Automated Annotation of Shearographic Measurements Enabling Weakly Supervised Defect Detection
Jessica Plassmann, Nicolas Schuler, Michael Schuth, Georg von Freymann
TL;DR
The paper tackles the lack of annotated shearography data by introducing an automated, zero-shot annotation pipeline that combines Grounded DINO for bounding boxes with SAM for segmentation, feeding into YOLOv8-based defect detectors. The approach enables weakly supervised training and scalable dataset creation, achieving strong binary classification and competitive localization compared to manual labels, though localization metrics are sensitive to bounding-box fragmentation. Prompt choice significantly impacts performance, and qualitative analysis highlights both the benefits of richer segmentation and the need for post-processing to mitigate duplicate or overlapping detections.
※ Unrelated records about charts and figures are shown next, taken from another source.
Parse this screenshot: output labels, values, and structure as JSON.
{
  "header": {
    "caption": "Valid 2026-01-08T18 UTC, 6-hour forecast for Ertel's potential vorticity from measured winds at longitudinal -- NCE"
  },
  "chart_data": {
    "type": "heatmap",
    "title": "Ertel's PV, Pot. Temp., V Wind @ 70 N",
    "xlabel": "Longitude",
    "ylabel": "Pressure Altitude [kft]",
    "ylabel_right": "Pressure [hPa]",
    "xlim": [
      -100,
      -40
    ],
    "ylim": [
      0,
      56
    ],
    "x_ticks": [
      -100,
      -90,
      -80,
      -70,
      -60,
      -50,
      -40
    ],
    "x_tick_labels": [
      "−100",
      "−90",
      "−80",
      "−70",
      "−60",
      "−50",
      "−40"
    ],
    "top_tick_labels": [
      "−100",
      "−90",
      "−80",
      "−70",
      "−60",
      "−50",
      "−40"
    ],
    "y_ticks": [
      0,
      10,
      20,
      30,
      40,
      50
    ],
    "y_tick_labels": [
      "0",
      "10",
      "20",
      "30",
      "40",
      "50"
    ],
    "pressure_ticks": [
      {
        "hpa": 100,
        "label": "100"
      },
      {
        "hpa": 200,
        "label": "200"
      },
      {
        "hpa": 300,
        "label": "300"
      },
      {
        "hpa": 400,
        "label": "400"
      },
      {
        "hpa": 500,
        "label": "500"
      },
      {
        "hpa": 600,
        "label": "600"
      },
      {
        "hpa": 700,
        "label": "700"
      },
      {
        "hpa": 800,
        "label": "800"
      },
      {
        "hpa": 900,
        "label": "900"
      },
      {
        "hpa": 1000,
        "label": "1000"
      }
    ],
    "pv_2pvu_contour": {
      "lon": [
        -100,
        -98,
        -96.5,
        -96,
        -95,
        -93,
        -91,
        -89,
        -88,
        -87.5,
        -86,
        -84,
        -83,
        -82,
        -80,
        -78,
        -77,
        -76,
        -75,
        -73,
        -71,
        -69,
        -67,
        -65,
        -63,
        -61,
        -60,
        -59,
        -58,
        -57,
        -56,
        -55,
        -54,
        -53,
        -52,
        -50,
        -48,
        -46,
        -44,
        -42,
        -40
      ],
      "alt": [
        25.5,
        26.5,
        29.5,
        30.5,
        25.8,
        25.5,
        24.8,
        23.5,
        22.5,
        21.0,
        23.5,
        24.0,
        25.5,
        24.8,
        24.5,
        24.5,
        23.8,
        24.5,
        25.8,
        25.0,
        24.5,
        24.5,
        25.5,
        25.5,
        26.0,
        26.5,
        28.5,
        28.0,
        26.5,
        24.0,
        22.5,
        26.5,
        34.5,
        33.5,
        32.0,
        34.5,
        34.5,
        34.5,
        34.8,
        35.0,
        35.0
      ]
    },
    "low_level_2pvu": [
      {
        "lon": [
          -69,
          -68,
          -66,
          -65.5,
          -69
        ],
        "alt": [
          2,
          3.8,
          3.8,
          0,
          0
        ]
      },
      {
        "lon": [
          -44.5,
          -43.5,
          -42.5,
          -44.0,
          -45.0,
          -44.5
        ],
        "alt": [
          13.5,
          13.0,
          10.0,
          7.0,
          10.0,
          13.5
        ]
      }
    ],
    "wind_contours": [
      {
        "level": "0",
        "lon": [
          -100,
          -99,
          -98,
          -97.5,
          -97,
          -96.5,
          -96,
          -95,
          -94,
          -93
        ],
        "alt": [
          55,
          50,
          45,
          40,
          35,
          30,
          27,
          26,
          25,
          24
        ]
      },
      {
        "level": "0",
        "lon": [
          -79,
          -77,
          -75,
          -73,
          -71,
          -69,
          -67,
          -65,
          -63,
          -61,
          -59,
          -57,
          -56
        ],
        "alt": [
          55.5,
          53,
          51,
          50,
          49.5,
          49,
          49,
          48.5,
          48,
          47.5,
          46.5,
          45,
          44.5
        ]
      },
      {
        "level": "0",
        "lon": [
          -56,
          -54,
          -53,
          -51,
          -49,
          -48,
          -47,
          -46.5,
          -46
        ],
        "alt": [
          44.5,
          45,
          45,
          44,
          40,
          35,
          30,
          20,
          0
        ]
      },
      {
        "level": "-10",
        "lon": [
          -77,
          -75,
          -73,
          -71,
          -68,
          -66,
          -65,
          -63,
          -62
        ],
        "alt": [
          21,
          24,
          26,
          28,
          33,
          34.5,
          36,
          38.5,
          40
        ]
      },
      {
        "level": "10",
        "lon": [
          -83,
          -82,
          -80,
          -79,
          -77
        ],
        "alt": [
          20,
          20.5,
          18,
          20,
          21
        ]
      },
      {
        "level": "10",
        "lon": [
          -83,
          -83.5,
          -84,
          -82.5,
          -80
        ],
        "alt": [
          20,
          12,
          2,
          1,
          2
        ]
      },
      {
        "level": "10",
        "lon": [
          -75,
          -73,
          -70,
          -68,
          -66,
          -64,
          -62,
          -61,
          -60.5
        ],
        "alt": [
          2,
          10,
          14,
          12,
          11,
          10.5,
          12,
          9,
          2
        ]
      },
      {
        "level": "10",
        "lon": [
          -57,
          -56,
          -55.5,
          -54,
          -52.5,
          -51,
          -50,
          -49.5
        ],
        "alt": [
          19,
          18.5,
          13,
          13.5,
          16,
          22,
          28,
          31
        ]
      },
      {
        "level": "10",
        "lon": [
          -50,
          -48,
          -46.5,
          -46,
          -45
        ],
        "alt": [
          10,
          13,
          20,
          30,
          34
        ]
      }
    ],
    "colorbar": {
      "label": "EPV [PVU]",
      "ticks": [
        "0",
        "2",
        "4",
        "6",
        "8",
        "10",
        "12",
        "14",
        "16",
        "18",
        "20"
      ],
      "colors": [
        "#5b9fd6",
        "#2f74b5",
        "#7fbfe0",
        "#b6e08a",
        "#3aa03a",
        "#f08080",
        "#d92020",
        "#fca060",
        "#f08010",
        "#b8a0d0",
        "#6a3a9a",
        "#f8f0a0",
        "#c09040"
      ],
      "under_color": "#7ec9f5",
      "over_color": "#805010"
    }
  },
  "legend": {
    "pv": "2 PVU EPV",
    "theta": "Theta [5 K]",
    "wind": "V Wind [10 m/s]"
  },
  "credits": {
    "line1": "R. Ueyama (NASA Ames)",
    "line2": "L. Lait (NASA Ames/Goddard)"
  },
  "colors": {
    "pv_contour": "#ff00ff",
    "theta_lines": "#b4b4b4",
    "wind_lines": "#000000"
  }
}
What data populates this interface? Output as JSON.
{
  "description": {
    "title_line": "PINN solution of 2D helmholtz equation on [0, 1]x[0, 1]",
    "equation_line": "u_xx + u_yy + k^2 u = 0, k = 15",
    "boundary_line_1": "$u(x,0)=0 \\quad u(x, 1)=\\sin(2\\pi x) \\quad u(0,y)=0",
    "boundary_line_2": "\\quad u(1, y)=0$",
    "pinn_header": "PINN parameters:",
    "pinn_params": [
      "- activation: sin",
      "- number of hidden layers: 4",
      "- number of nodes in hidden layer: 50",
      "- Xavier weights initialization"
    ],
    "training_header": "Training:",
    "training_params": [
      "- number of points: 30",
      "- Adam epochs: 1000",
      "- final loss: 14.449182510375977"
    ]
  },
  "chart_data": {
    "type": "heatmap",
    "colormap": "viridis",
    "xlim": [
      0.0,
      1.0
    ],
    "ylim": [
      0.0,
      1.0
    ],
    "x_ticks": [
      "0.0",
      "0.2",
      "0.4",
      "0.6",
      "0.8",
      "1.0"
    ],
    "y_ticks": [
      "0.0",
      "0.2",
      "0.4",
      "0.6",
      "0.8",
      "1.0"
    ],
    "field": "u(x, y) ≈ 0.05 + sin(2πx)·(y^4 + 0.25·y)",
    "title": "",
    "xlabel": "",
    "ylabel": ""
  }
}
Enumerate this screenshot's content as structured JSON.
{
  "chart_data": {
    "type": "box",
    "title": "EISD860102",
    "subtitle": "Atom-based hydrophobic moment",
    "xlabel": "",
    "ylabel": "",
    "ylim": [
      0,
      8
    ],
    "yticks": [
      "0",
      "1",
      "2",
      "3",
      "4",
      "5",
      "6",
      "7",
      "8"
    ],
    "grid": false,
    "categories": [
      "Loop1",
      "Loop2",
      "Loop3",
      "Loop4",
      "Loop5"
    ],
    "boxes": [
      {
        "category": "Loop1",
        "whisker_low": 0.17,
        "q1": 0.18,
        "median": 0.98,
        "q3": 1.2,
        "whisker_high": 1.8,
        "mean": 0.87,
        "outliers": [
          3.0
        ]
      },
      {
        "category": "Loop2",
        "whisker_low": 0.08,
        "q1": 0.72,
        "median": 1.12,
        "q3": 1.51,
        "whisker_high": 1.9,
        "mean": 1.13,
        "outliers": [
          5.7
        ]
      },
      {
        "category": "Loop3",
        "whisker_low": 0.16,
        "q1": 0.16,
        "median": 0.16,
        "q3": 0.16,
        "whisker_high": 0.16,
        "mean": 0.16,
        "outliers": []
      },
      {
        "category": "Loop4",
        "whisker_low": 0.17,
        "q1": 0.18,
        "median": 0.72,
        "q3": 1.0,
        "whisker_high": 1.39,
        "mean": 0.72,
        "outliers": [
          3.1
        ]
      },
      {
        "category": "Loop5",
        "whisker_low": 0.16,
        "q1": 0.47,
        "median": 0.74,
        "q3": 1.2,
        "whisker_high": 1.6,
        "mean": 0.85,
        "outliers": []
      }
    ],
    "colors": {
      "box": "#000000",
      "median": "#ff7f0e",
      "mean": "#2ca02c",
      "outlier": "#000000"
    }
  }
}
The work points to future directions including exemplar prompting (SAM3), domain-adaptive fine-tuning, and multi-class defect characterization, with code and data to be released.
Abstract
Shearography is an interferometric technique sensitive to surface displacement gradients, providing high sensitivity for detecting subsurface defects in safety-critical components. A key limitation to industrial adoption is the lack of high-quality annotated datasets, since manual labeling remains labor-intensive, subjective, and difficult to standardize. We introduce an automated workflow that generates defect annotations from shearography measurements using deep learning, producing high-resolution segmentation and bounding-box labels. Evaluation against expert-labeled data demonstrates sufficient accuracy to enable weakly supervised training, reducing manual effort and supporting scalable dataset creation for robust defect detection.